Remaining cases: Exercises!

Regular Expressions

Regular expressions are a meta-language for describing regular languages. They are defined based on the properties of regular languages that we’ve now explored thoroughly, so a lot of what follows will probably be unsurprising.
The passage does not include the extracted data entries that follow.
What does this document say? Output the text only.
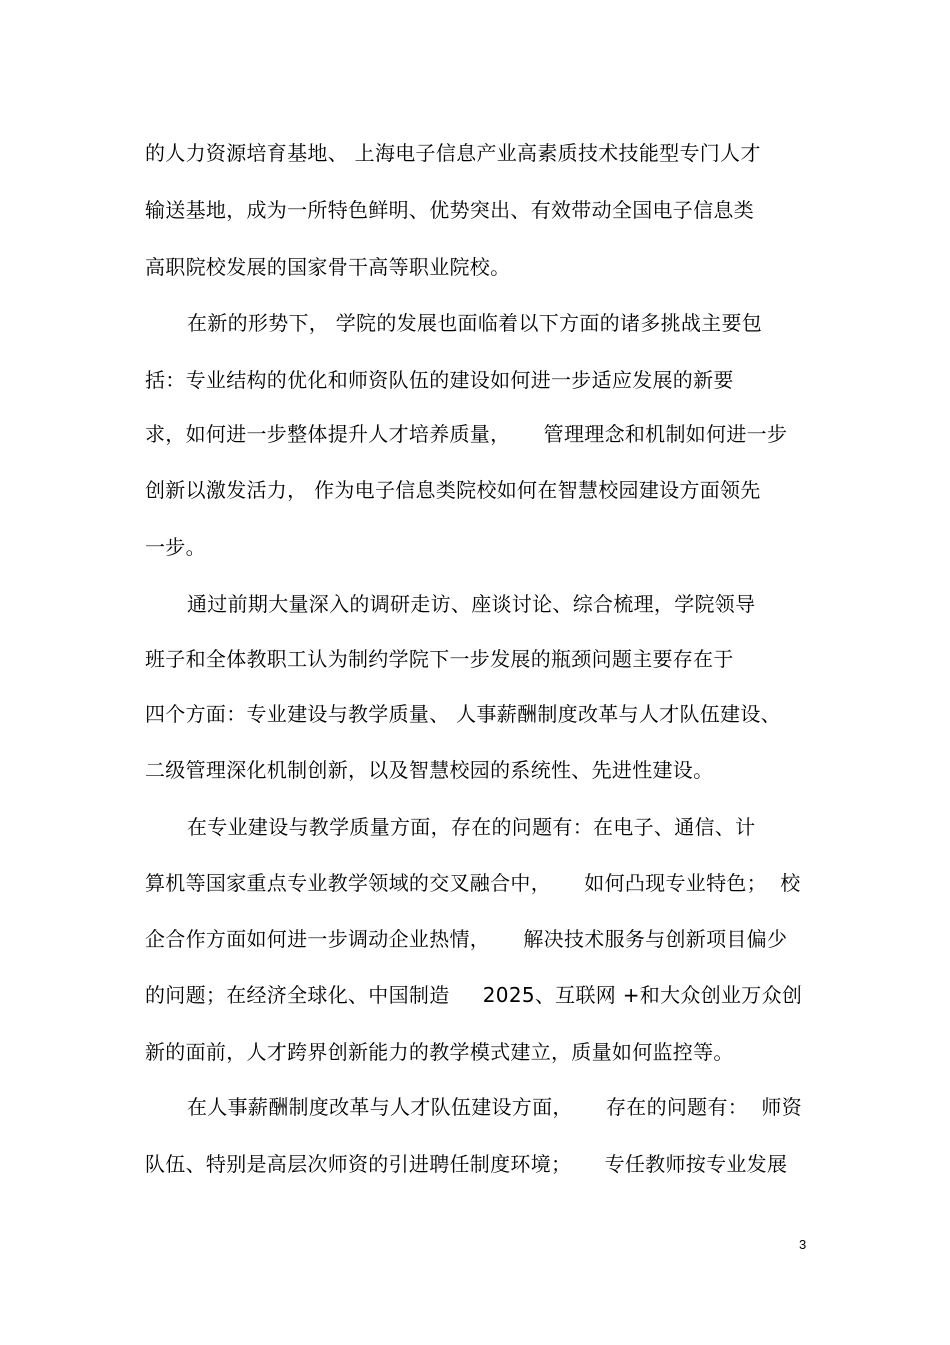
的人力资源培育基地、 上海电子信息产业高素质技术技能型专门人才
输送基地，成为一所特色鲜明、优势突出、有效带动全国电子信息类
高职院校发展的国家骨干高等职业院校。
在新的形势下， 学院的发展也面临着以下方面的诸多挑战主要包
括：专业结构的优化和师资队伍的建设如何进一步适应发展的新要
求，如何进一步整体提升人才培养质量，     管理理念和机制如何进一步
创新以激发活力， 作为电子信息类院校如何在智慧校园建设方面领先
一步。
通过前期大量深入的调研走访、座谈讨论、综合梳理，学院领导
班子和全体教职工认为制约学院下一步发展的瓶颈问题主要存在于
四个方面：专业建设与教学质量、 人事薪酬制度改革与人才队伍建设、
二级管理深化机制创新，以及智慧校园的系统性、先进性建设。
在专业建设与教学质量方面，存在的问题有：在电子、通信、计
算机等国家重点专业教学领域的交叉融合中，     如何凸现专业特色；  校
企合作方面如何进一步调动企业热情，     解决技术服务与创新项目偏少
的问题；在经济全球化、中国制造     2025、互联网 +和大众创业万众创
新的面前，人才跨界创新能力的教学模式建立，质量如何监控等。
在人事薪酬制度改革与人才队伍建设方面，     存在的问题有：  师资
队伍、特别是高层次师资的引进聘任制度环境；     专任教师按专业发展
3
Definition: A regular expression over an alphabet $Σ$ is defined as follows:

$ϵ$ is a regular expression, describing the language ${ϵ}$
$\emptyset$ is a regular expression describing the language $\emptyset$
For each $a \in Σ$ , $a$ is a regular expression describing the language ${a}$
If $R_{1}$ and $R_{2}$ are regular expressions, then $R_{1} \cup R_{2}$ is a regular expression describing the language $L (R_{1}) \cup L (R_{2})$
If $R_{1}$ and $R_{2}$ are regular expressions, then $R_{1} R_{2}$ is a regular expression describing the language $L (R_{1}) L (R_{2})$
If $R$ is a regular expression, then $R^{*}$ is a regular expression describing the language $L^{*}$

Examples:

What language does $(0 \cup 1) 01^{*}$ describe?

${00, 001, 0011, \dots, 10, 101, 1011, \dots}$

What regular expression describes ${w : w has 1011 as a substring}$ ?

$(0 \cup 1)^{*} 1011 (0 \cup 1)^{*}$